= List of New Jersey area codes =

Numbering plan areas and area codes of New Jersey

The U.S. state of New Jersey is divided into six distinct geographic numbering plan areas (NPAs) in the North American Numbering Plan (NANP), which are served by a total of ten area codes. All but two of the numbering plan areas are overlay complexes with two area codes each.

| Area code | Installation year | Parent NPA | Overlay | Numbering plan area |
| 201 | 1947 | – | 201/551 | Northeastern New Jersey, primarily Bergen County and Hudson County |
| 551 | 2001 | 201 |
| 609 | 1956 | 201 | 609/640 | Trenton, Lawrenceville, Princeton, Medford, Atlantic City, Barnegat, Wildwood, Ocean City, Burlington, Cape May |
| 640 | 2018 | 609 |
| 732 | 1997 | 908 | 732/848 | Toms River, Edison, New Brunswick, Freehold, Red Bank, Woodbridge, Perth Amboy, Carteret |
| 848 | 2001 | 732 |
| 856 | 1999 | 609 | – | Camden, Cherry Hill, Glassboro, Vineland, Salem, Marlton, Clayton, Monroeville |
| 973 | 1997 | 201 | 862/973 | Essex County, Morris County, Passaic County, Sussex County, and small portions of Bergen and Hudson counties. |
| 862 | 2001 | 973 |
| 908 | 1991 | 201 | – | Elizabeth and Union County, Somerset County, Warren County, Hunterdon County, and parts of southern and western Morris County. |

In 1947, when the American Telephone and Telegraph Company (AT&T) devised the first continental telephone numbering plan, the entire state was a single numbering plan area, with area code 201, the first area code of the NANP.

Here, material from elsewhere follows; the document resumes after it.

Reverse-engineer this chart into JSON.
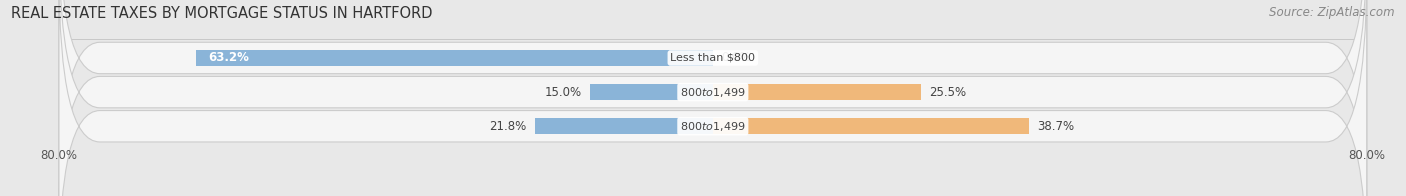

New Jersey numbering plan areas as shown in the July 1963 NJ Bell telephone directory, when the use of the area code became mandatory.

In 1956, the southern half of New Jersey, with the state capital and the extended Philadelphia (PA) suburbs, was assigned area code 609, with a class-4 toll office closer to the corresponding toll traffic. This separated the two population centers (Philadelphia suburbs, and New York City suburbs) into distinct call routing systems for out-of-state long-distance calls. However. until July 1963, New Jersey callers could dial any telephone in the state with seven-digit dialing, without using the area code. In July 1963 central office code protection was lifted and the use of the area code was mandatory when dialing out of the caller's numbering plan area.